Restoration Programs for Native Hawaiians

2017–2019 Mission Grant 18 — $75,000

nullWorkers at a homeless shelter in Waianae: Within a three-mile radius of the church, there are three homeless shelters, as well as 450-800 people living within the bushes of the homeless campsites. Within this community of 13,000, 29% of those under age 18 live below the poverty line. Estimates of more than 7,500 people live on Oahu's streets and beaches.

Most people think of Hawaii as paradise, but to Native Hawaiians, Kanaka, it is quite a different place.

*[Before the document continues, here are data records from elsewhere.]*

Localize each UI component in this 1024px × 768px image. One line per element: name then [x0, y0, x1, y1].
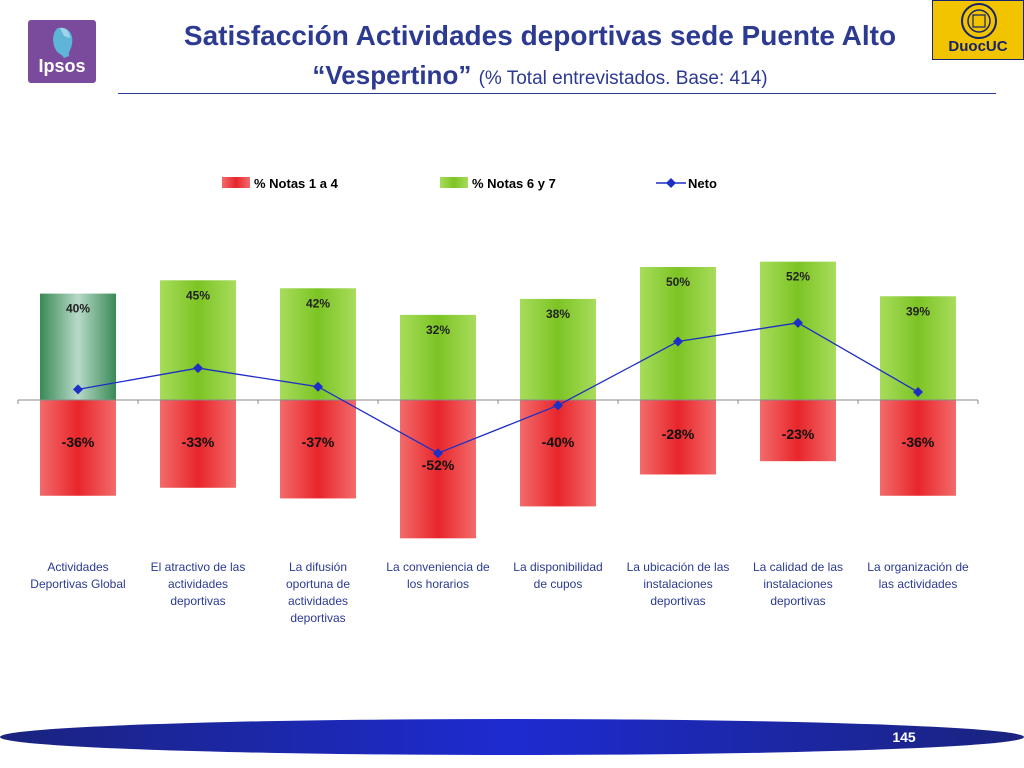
bar-notas-6-7 — [400, 314, 476, 400]
bar-notas-1-4 — [520, 400, 596, 507]
data-label-notas-6-7: 45% — [186, 288, 210, 302]
category-label-line: actividades — [288, 594, 348, 608]
bar-notas-6-7 — [160, 280, 236, 400]
category-label-line: La conveniencia de — [386, 560, 490, 574]
legend-label: Neto — [688, 176, 717, 191]
category-label-line: Actividades — [47, 560, 108, 574]
neto-point — [673, 336, 683, 347]
neto-point — [793, 317, 803, 328]
data-label-notas-1-4: -37% — [302, 434, 335, 450]
bar-notas-6-7 — [880, 296, 956, 400]
category-label: La disponibilidad de cupos — [513, 560, 602, 591]
bar-notas-6-7 — [280, 288, 356, 400]
data-label-notas-6-7: 39% — [906, 304, 930, 318]
bar-notas-6-7 — [40, 293, 116, 400]
neto-point — [73, 384, 83, 395]
legend-swatch-neto-marker — [666, 178, 676, 188]
category-label-line: deportivas — [290, 611, 345, 625]
bar-layer — [40, 261, 956, 539]
category-label-line: deportivas — [170, 594, 225, 608]
data-label-notas-6-7: 42% — [306, 296, 330, 310]
data-label-notas-6-7: 38% — [546, 307, 570, 321]
category-label-line: La disponibilidad — [513, 560, 602, 574]
category-label: La calidad de las instalaciones deportivas — [753, 560, 843, 608]
category-label-line: La calidad de las — [753, 560, 843, 574]
category-label-line: los horarios — [407, 577, 469, 591]
footer-band — [0, 719, 1024, 755]
subtitle-term: “Vespertino” — [312, 60, 472, 90]
data-label-notas-6-7: 32% — [426, 323, 450, 337]
category-label-line: de cupos — [534, 577, 583, 591]
neto-point — [193, 363, 203, 374]
bar-notas-6-7 — [760, 261, 836, 400]
legend-label: % Notas 1 a 4 — [254, 176, 339, 191]
bar-notas-1-4 — [40, 400, 116, 496]
category-label-line: deportivas — [770, 594, 825, 608]
category-label-line: Deportivas Global — [30, 577, 125, 591]
bar-notas-6-7 — [640, 267, 716, 400]
data-label-notas-6-7: 50% — [666, 275, 690, 289]
duoc-seal-icon — [961, 3, 997, 39]
neto-point — [313, 381, 323, 392]
bar-notas-1-4 — [280, 400, 356, 499]
ipsos-logo-text: Ipsos — [38, 56, 86, 76]
data-label-notas-1-4: -52% — [422, 457, 455, 473]
category-label: La ubicación de las instalaciones deportiv… — [627, 560, 730, 608]
category-label-line: La organización de — [867, 560, 969, 574]
bar-notas-1-4 — [760, 400, 836, 462]
data-label-notas-1-4: -33% — [182, 434, 215, 450]
category-label: La conveniencia de los horarios — [386, 560, 490, 591]
category-label-line: las actividades — [879, 577, 958, 591]
category-label: Actividades Deportivas Global — [30, 560, 125, 591]
legend-label: % Notas 6 y 7 — [472, 176, 556, 191]
neto-line — [77, 322, 919, 454]
category-label: El atractivo de las actividades deportivas — [151, 560, 246, 608]
bar-notas-1-4 — [400, 400, 476, 539]
duoc-logo-text: DuocUC — [948, 38, 1008, 55]
subtitle-base: (% Total entrevistados. Base: 414) — [478, 68, 768, 89]
category-label-line: deportivas — [650, 594, 705, 608]
ipsos-logo: Ipsos — [28, 20, 96, 83]
axis-layer — [17, 399, 979, 404]
category-label-line: La difusión — [289, 560, 347, 574]
bar-notas-1-4 — [880, 400, 956, 496]
category-label-line: La ubicación de las — [627, 560, 730, 574]
satisfaction-chart: % Notas 1 a 4 % Notas 6 y 7 Neto 40% -36% 45… — [17, 176, 979, 625]
page-number: 145 — [892, 729, 916, 745]
page-title: Satisfacción Actividades deportivas sede… — [183, 20, 897, 51]
data-label-notas-1-4: -36% — [62, 434, 95, 450]
ipsos-head-icon — [53, 27, 73, 58]
neto-point — [553, 400, 563, 411]
category-label: La organización de las actividades — [867, 560, 969, 591]
data-label-notas-1-4: -36% — [902, 434, 935, 450]
category-label-line: instalaciones — [763, 577, 832, 591]
legend-swatch-notas-6-7 — [440, 177, 468, 188]
chart-legend: % Notas 1 a 4 % Notas 6 y 7 Neto — [222, 176, 717, 191]
category-label-line: instalaciones — [643, 577, 712, 591]
legend-swatch-notas-1-4 — [222, 177, 250, 188]
duoc-logo: DuocUC — [932, 0, 1024, 60]
data-label-layer: 40% -36% 45% -33% 42% -37% 32% -52% 38% -40% 50% -2… — [62, 270, 935, 473]
neto-point — [433, 448, 443, 459]
data-label-notas-6-7: 40% — [66, 302, 90, 316]
data-label-notas-1-4: -23% — [782, 426, 815, 442]
bar-notas-1-4 — [160, 400, 236, 488]
category-label-line: actividades — [168, 577, 228, 591]
data-label-notas-1-4: -28% — [662, 426, 695, 442]
neto-line-layer — [73, 317, 923, 459]
data-label-notas-6-7: 52% — [786, 270, 810, 284]
page-subtitle: “Vespertino” (% Total entrevistados. Bas… — [110, 60, 970, 91]
bar-notas-6-7 — [520, 298, 596, 400]
category-label-line: oportuna de — [286, 577, 350, 591]
bar-notas-1-4 — [640, 400, 716, 475]
data-label-notas-1-4: -40% — [542, 434, 575, 450]
category-label: La difusión oportuna de actividades deporti… — [286, 560, 350, 625]
neto-point — [913, 387, 923, 398]
category-label-line: El atractivo de las — [151, 560, 246, 574]
title-divider — [118, 93, 996, 94]
category-label-layer: Actividades Deportivas Global El atractivo… — [30, 560, 969, 625]
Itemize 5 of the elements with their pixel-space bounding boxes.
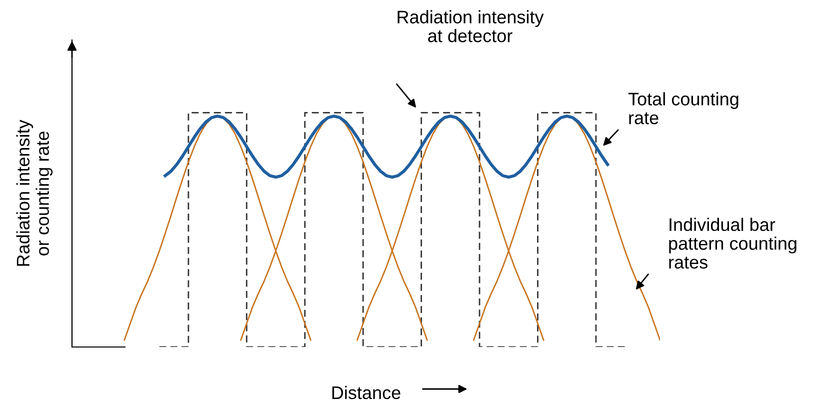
text: Radiation intensity at detector (398, 10, 544, 42)
x-axis-title: Distance (332, 386, 400, 400)
annotation: Total counting rate (628, 92, 738, 124)
y-axis-title: Radiation intensity or counting rate (16, 120, 53, 266)
text: Individual bar pattern counting rates (669, 218, 796, 269)
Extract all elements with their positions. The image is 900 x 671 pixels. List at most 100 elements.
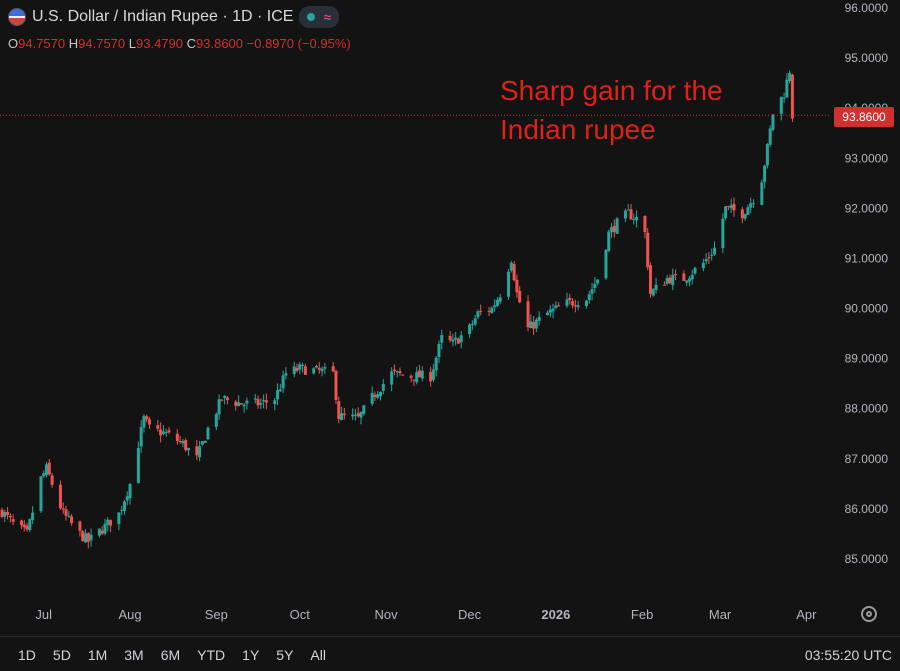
candle-body xyxy=(278,389,282,392)
status-pill[interactable]: ≈ xyxy=(299,6,340,28)
candle-body xyxy=(470,324,474,326)
candle-body xyxy=(420,370,424,379)
y-tick-label: 95.0000 xyxy=(845,51,889,65)
bottom-divider xyxy=(0,636,900,637)
candle-body xyxy=(381,384,385,391)
candle-body xyxy=(19,520,23,526)
candle-body xyxy=(429,372,433,382)
candle-body xyxy=(359,412,363,418)
candle-body xyxy=(11,519,15,522)
candle-body xyxy=(195,446,199,456)
candle-body xyxy=(710,255,714,257)
candle-body xyxy=(234,401,238,406)
settings-gear-icon[interactable] xyxy=(861,606,877,622)
price-axis[interactable]: 85.0000 86.0000 87.0000 88.0000 89.0000 90.00… xyxy=(845,1,889,566)
candle-body xyxy=(576,305,580,308)
candle-body xyxy=(451,339,455,342)
candle-body xyxy=(89,534,93,541)
candle-body xyxy=(548,309,552,313)
candle-body xyxy=(459,335,463,343)
candle-body xyxy=(668,277,672,284)
period-1y[interactable]: 1Y xyxy=(242,647,260,663)
candle-body xyxy=(264,400,268,403)
candle-body xyxy=(356,413,360,417)
candle-body xyxy=(301,364,305,366)
x-tick-label: Dec xyxy=(458,607,482,622)
candle-body xyxy=(682,273,686,281)
x-tick-label: Nov xyxy=(375,607,399,622)
candle-body xyxy=(175,433,179,442)
candle-body xyxy=(161,431,165,434)
candle-body xyxy=(740,209,744,219)
candle-body xyxy=(237,402,241,406)
candle-body xyxy=(145,416,149,420)
candle-body xyxy=(315,365,319,368)
candle-body xyxy=(507,271,511,297)
candle-body xyxy=(765,144,769,166)
period-3m[interactable]: 3M xyxy=(124,647,144,663)
period-5d[interactable]: 5D xyxy=(52,647,71,663)
candle-body xyxy=(749,203,753,208)
candle-body xyxy=(128,483,132,499)
candle-body xyxy=(573,305,577,307)
candle-body xyxy=(534,319,538,329)
symbol-title[interactable]: U.S. Dollar / Indian Rupee · 1D · ICE xyxy=(32,8,294,25)
candle-body xyxy=(732,203,736,211)
close-key: C xyxy=(186,36,197,51)
candle-body xyxy=(665,278,669,284)
y-tick-label: 86.0000 xyxy=(845,502,889,516)
candle-body xyxy=(100,530,104,534)
candle-body xyxy=(610,227,614,233)
candle-body xyxy=(58,484,62,509)
time-axis[interactable]: Jul Aug Sep Oct Nov Dec 2026 Feb Mar Apr xyxy=(35,607,817,622)
candle-body xyxy=(0,509,4,517)
period-selector: 1D 5D 1M 3M 6M YTD 1Y 5Y All xyxy=(18,647,326,663)
period-5y[interactable]: 5Y xyxy=(276,647,294,663)
candle-body xyxy=(39,476,43,512)
period-1m[interactable]: 1M xyxy=(87,647,108,663)
candle-body xyxy=(167,430,171,433)
period-all[interactable]: All xyxy=(310,647,326,663)
y-tick-label: 88.0000 xyxy=(845,402,889,416)
candle-body xyxy=(707,257,711,259)
candle-body xyxy=(31,512,35,521)
candle-body xyxy=(587,294,591,300)
candle-body xyxy=(529,321,533,329)
candle-body xyxy=(509,262,513,271)
candle-body xyxy=(223,396,227,398)
candle-body xyxy=(97,528,101,536)
period-6m[interactable]: 6M xyxy=(160,647,181,663)
period-1d[interactable]: 1D xyxy=(18,647,36,663)
candle-body xyxy=(437,343,441,358)
candle-body xyxy=(401,374,405,376)
candle-body xyxy=(646,232,650,268)
candle-body xyxy=(298,364,302,370)
candle-body xyxy=(593,283,597,288)
candle-body xyxy=(498,297,502,302)
candle-body xyxy=(120,509,124,511)
candle-body xyxy=(434,357,438,371)
candle-body xyxy=(351,414,355,417)
candle-body xyxy=(604,249,608,279)
close-value: 93.8600 xyxy=(196,36,244,51)
candle-body xyxy=(746,207,750,215)
currency-flag-icon xyxy=(8,8,26,26)
candle-body xyxy=(28,519,32,531)
candle-body xyxy=(662,284,666,286)
candle-body xyxy=(156,425,160,429)
y-tick-label: 90.0000 xyxy=(845,302,889,316)
candle-body xyxy=(412,379,416,381)
candle-body xyxy=(362,405,366,414)
candle-body xyxy=(256,398,260,406)
candle-body xyxy=(186,448,190,451)
utc-clock[interactable]: 03:55:20 UTC xyxy=(804,647,892,663)
candle-body xyxy=(334,370,338,400)
candle-body xyxy=(164,432,168,434)
candle-body xyxy=(331,366,335,372)
period-ytd[interactable]: YTD xyxy=(197,647,226,663)
candle-body xyxy=(239,403,243,405)
candle-body xyxy=(782,97,786,99)
candle-body xyxy=(751,203,755,205)
candle-body xyxy=(214,414,218,427)
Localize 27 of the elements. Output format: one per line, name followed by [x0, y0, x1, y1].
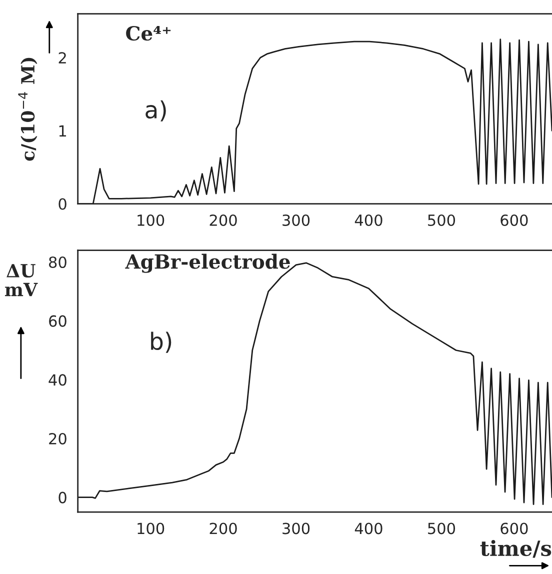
x-tick-label: 400: [354, 522, 382, 534]
annotation: b): [151, 332, 172, 353]
y-tick-label: 60: [49, 315, 66, 327]
x-tick-label: 200: [210, 214, 237, 226]
x-tick-label: 500: [428, 522, 456, 534]
annotation: Ce⁴⁺: [126, 26, 171, 41]
x-axis-title: time/s: [480, 540, 552, 558]
x-tick-label: 400: [354, 214, 382, 226]
x-tick-label: 600: [500, 522, 528, 534]
x-tick-label: 300: [282, 214, 310, 226]
y-tick-label: 80: [49, 256, 66, 268]
annotation: AgBr-electrode: [125, 254, 290, 273]
x-tick-label: 200: [210, 522, 237, 534]
y-axis-title: c/(10$^{−4}$ M): [18, 58, 38, 161]
x-tick-label: 300: [282, 522, 310, 534]
y-tick-label: 0: [58, 492, 66, 504]
y-tick-label: 40: [48, 374, 66, 386]
y-tick-label: 20: [49, 432, 66, 445]
x-tick-label: 100: [138, 522, 164, 534]
x-tick-label: 100: [138, 214, 164, 226]
y-tick-label: 2: [58, 52, 66, 64]
x-tick-label: 600: [500, 214, 528, 226]
x-tick-label: 500: [428, 214, 456, 226]
y-tick-label: 1: [59, 125, 66, 136]
y-tick-label: 0: [58, 198, 66, 210]
annotation: a): [146, 100, 166, 122]
y-axis-title: ΔU mV: [4, 264, 38, 296]
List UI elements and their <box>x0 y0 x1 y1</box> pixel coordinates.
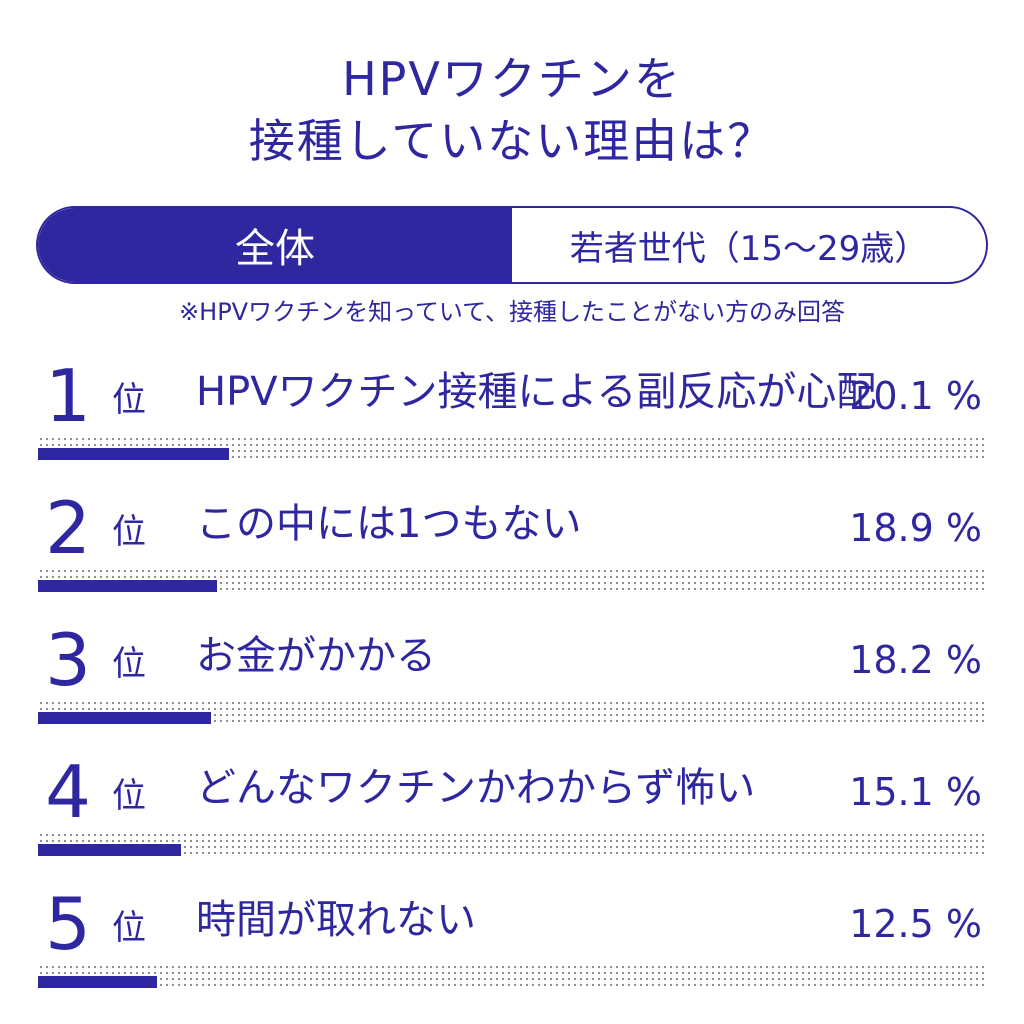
rank-suffix: 位 <box>112 512 146 552</box>
title-line-2: 接種していない理由は？ <box>248 114 776 168</box>
ranking-row: 1 位 HPVワクチン接種による副反応が心配 20.1 % <box>0 352 1024 462</box>
tab-all[interactable]: 全体 <box>38 208 512 282</box>
reason-label: この中には1つもない <box>196 501 582 547</box>
bar <box>38 976 157 988</box>
percent-label: 18.2 % <box>849 638 982 682</box>
rank-suffix: 位 <box>112 908 146 948</box>
tab-youth[interactable]: 若者世代（15〜29歳） <box>569 228 929 269</box>
reason-label: お金がかかる <box>196 633 436 679</box>
bar <box>38 844 181 856</box>
ranking-row: 3 位 お金がかかる 18.2 % <box>0 616 1024 726</box>
bar-track <box>38 436 986 458</box>
percent-label: 12.5 % <box>849 902 982 946</box>
percent-label: 20.1 % <box>849 374 982 418</box>
rank-suffix: 位 <box>112 776 146 816</box>
rank-number: 2 <box>45 486 91 570</box>
rank-number: 5 <box>45 882 91 966</box>
bar-track <box>38 700 986 722</box>
percent-label: 15.1 % <box>849 770 982 814</box>
rank-number: 1 <box>45 354 91 438</box>
reason-label: HPVワクチン接種による副反応が心配 <box>196 369 877 415</box>
ranking-row: 5 位 時間が取れない 12.5 % <box>0 880 1024 990</box>
ranking-row: 2 位 この中には1つもない 18.9 % <box>0 484 1024 594</box>
percent-label: 18.9 % <box>849 506 982 550</box>
ranking-row: 4 位 どんなワクチンかわからず怖い 15.1 % <box>0 748 1024 858</box>
reason-label: 時間が取れない <box>196 897 476 943</box>
footnote: ※HPVワクチンを知っていて、接種したことがない方のみ回答 <box>179 298 845 326</box>
title-line-1: HPVワクチンを <box>342 52 682 106</box>
bar-track <box>38 964 986 986</box>
bar-track <box>38 832 986 854</box>
segment-tabs: 全体 若者世代（15〜29歳） <box>36 206 988 284</box>
bar <box>38 580 217 592</box>
rank-suffix: 位 <box>112 644 146 684</box>
bar-track <box>38 568 986 590</box>
rank-number: 4 <box>45 750 91 834</box>
rank-number: 3 <box>45 618 91 702</box>
bar <box>38 712 211 724</box>
chart-title: HPVワクチンを 接種していない理由は？ <box>0 48 1024 172</box>
reason-label: どんなワクチンかわからず怖い <box>196 765 756 811</box>
rank-suffix: 位 <box>112 380 146 420</box>
bar <box>38 448 229 460</box>
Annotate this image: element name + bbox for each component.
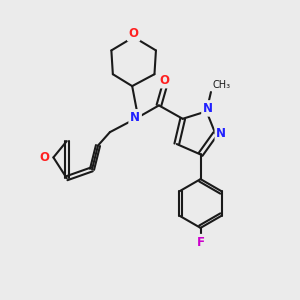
Text: CH₃: CH₃ — [212, 80, 230, 90]
Text: N: N — [130, 111, 140, 124]
Text: N: N — [216, 127, 226, 140]
Text: O: O — [160, 74, 170, 87]
Text: O: O — [39, 151, 49, 164]
Text: N: N — [203, 102, 213, 115]
Text: F: F — [196, 236, 205, 249]
Text: O: O — [129, 27, 139, 40]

In recent years, the number of homeless people in Hawaii has grown, with poverty rising, leaving few people in the middle class. Most of the ministry work is done in urban areas by non-Kanaka men and women to non-Kanaka people. To successfully engage the Kanaka people in the Christian faith and to provide the support and assistance that Kanaka people need to begin to overcome the serious social issues that plague them, missionaries must embrace the Kanaka culture. Clarence DeLude III (Kanaka), who is on staff with Lutheran Indian Ministries, is enrolled in the Cross-Cultural Ministry Center Program at Concordia University, Irvine, California, which leads to ordination. As a called and ordained servant of the Word, Clarence, a Native Hawaiian will be used as God’s instrument in bringing the Gospel of Jesus Christ to his fellow Kanaka people. Grant funds would be used for scholarships for Clarence, VBS/Teen Camp, on-going Bible study, and Sexual Abuse and Leadership Training (SALT) seminars.